Monday, January 25, 2021

Getting Back to Blogging

It is good to be back.

Long absences deserve an explanation.  Being a blogger while holding down a full-time job as a technology leader requires a significant time commitment.  Blogs need to be written and promoted via social media.  The twenty-four-seven media cycle is ravenous, and keeping it fed is exhausting.  It makes me wonder how more successful internet influences can keep up the pace.  Today on my blog, I feel I should explain my absence. 

I have been off-line for seven weeks.  During that time, I moved from my old house to a forever home with someone I wish to grow old with.  Picking up your life and consolidating with some else is hard given the most ideal circumstances.  In my case, my partner and I each had to sell a home and pooled our personal possession.  I was a feast of riches when it came to cookware, but it was a hassle getting it from our storage units into our home.  Additionally, we had a COVID-appropriate holiday with family and friends.  All the while, we were both working full time and working out of boxes.  Something had to give, and my blogging had to wait while I unpacked and developed a new routine.  
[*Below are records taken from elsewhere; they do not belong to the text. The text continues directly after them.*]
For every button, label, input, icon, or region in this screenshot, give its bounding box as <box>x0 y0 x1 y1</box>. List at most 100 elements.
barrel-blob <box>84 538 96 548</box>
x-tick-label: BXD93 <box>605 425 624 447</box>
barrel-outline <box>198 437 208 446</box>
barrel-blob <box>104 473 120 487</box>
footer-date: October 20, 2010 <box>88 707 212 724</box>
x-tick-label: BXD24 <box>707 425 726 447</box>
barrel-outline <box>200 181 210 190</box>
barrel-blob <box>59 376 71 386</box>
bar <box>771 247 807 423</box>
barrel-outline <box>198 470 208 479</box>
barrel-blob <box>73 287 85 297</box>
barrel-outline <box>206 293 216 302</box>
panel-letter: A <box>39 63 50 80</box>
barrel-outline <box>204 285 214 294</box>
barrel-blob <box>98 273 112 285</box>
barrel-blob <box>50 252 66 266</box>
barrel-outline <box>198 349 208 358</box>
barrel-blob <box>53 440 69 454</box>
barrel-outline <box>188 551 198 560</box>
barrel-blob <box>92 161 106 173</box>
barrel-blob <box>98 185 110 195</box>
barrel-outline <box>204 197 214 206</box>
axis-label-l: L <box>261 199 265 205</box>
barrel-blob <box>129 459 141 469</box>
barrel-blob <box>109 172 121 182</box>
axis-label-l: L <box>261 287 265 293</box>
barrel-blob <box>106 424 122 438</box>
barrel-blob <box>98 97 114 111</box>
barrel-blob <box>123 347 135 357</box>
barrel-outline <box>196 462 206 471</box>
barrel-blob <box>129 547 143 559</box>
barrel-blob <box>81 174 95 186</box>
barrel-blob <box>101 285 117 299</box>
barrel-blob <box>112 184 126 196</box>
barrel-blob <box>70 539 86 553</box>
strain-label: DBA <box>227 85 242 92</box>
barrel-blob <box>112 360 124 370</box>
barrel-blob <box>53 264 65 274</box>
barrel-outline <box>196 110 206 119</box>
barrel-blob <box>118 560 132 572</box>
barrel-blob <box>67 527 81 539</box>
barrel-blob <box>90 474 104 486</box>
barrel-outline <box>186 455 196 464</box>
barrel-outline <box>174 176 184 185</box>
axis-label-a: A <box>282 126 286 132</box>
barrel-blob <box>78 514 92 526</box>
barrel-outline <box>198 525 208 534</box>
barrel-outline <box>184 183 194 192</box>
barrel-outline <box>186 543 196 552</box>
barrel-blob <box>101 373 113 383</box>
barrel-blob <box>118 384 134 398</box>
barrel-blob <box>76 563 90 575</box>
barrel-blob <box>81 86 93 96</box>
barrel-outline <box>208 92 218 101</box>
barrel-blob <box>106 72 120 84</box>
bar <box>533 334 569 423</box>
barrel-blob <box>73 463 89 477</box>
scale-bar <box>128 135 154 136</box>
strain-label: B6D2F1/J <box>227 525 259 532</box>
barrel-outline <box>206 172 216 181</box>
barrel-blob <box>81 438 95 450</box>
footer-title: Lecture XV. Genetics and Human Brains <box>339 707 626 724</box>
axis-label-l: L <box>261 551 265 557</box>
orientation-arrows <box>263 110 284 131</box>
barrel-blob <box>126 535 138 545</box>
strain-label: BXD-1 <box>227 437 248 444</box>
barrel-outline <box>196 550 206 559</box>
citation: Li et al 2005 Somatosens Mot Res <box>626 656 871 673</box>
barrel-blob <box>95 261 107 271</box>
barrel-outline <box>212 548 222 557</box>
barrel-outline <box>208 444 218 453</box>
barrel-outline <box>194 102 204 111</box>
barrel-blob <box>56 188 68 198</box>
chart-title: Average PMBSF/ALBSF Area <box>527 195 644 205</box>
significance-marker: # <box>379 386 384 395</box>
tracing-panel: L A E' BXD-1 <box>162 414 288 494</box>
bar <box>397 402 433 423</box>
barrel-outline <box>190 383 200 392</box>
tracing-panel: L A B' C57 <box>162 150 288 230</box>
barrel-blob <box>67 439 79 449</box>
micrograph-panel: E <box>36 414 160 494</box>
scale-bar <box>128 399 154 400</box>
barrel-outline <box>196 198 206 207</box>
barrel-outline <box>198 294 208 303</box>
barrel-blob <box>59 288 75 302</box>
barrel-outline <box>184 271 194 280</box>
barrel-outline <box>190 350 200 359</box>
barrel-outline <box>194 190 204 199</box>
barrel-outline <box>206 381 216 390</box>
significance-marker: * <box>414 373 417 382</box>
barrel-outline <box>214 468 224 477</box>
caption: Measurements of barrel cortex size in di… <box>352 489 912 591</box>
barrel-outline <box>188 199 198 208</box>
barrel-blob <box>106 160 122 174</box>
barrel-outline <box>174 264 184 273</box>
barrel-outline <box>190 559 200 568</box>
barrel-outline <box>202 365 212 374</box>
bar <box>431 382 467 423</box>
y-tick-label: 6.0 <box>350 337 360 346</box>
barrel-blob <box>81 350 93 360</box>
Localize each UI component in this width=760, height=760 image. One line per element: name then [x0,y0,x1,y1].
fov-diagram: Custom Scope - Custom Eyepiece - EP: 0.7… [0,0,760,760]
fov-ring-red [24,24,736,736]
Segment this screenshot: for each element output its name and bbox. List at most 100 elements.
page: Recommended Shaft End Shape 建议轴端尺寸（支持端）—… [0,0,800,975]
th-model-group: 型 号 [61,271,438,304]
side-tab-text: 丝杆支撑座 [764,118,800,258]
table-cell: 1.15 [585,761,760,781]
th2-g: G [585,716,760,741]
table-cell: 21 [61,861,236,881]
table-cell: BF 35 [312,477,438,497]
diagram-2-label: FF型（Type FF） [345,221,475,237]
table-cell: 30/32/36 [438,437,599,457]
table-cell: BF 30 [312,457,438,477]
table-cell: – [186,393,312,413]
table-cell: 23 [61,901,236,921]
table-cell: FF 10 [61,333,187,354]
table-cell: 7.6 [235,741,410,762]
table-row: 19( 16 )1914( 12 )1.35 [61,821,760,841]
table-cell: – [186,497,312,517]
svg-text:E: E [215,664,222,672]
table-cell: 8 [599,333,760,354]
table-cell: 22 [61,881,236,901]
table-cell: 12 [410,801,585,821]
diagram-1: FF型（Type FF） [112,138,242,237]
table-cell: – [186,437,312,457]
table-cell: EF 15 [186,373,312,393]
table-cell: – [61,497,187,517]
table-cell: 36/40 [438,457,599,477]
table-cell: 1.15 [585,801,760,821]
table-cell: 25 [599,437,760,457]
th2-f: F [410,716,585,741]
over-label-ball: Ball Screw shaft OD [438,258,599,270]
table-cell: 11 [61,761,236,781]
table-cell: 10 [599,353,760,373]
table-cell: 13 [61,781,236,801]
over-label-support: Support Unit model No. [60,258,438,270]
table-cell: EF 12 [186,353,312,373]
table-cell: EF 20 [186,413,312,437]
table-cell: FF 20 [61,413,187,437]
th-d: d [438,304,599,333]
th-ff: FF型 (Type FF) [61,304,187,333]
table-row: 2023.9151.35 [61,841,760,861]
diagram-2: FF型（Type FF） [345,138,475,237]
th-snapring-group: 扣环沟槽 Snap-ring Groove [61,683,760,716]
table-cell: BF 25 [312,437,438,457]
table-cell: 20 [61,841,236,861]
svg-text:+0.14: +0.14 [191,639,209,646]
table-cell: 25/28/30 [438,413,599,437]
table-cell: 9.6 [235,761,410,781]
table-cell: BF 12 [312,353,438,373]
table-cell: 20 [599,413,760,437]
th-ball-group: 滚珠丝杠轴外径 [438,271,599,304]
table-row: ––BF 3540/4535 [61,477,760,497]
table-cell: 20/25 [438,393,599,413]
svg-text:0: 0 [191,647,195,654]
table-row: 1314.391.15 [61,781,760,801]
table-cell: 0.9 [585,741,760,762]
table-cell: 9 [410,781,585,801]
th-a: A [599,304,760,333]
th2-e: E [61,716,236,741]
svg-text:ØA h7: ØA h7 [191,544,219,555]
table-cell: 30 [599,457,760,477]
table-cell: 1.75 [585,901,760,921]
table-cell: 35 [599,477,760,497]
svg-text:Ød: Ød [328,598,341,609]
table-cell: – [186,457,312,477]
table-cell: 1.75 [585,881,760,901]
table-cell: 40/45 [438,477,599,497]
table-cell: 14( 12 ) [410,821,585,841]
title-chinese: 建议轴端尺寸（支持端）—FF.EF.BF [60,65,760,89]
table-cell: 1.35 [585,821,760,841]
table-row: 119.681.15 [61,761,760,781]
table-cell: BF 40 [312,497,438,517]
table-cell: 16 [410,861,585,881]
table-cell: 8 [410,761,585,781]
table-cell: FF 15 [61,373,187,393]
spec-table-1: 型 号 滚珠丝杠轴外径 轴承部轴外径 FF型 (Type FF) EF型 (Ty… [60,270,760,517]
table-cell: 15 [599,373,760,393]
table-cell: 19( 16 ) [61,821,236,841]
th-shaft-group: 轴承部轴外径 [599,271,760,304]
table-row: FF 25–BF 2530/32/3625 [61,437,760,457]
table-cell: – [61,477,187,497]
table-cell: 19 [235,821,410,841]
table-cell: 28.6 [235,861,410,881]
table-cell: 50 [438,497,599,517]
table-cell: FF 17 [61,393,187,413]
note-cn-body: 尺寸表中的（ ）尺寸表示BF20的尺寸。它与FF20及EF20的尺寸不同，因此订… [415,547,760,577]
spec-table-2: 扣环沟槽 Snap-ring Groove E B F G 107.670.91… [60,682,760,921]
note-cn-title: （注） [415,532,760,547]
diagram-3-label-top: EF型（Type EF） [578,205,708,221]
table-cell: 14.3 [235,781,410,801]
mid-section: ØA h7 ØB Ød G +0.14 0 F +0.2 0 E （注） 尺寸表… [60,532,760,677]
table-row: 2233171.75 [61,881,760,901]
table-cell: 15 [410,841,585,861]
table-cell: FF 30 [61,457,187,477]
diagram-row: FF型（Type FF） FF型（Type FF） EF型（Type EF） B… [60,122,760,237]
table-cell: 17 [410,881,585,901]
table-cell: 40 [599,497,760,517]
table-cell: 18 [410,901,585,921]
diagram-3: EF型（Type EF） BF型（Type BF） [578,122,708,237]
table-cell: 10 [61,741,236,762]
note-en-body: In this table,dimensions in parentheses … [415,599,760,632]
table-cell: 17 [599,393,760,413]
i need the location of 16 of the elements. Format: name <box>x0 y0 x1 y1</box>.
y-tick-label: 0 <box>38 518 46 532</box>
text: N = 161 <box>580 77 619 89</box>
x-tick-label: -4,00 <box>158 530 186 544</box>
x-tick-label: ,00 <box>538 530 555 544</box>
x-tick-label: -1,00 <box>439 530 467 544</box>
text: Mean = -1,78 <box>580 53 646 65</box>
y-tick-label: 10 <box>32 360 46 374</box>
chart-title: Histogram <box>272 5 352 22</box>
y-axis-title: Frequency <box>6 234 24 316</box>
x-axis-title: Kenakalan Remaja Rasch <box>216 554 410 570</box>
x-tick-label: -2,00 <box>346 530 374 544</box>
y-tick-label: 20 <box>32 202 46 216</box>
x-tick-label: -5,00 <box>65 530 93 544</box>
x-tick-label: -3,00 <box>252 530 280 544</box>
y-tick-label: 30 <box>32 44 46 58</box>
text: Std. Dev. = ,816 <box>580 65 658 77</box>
I am still unpacking, but I am settled enough to start writing seriously again.  The last seven weeks were a spectacle of poor leadership, resentment, grievance, and outright rebellion.  I feel compelled to comment on it, but I will keep my promise to avoid commentary like this because much better discussion exists on the political left and right.  My opinions will not provide any more additional illumination to the current cultural or political situation.  What I can contribute is my experience and wisdom relating to project and product leadership.  It is what I dedicated most of my life to understanding.  

The intermission has allowed me to think about how I will approach my little slice of the internet in 2021.  I would like to concentrate on the basics of agile.  Each week, I want to discuss the basics of agile from the daily scrum, to backlog coaching and refinement, to the standard of care.  Each week we will cover one of these topics and provide my readers with a foundation to build their own agile practice. 

The agile reformation is entering its twentieth year.  I have been part of it since 2009.  I have learned a few things along the way, and this year I will commit myself to share that wisdom with you.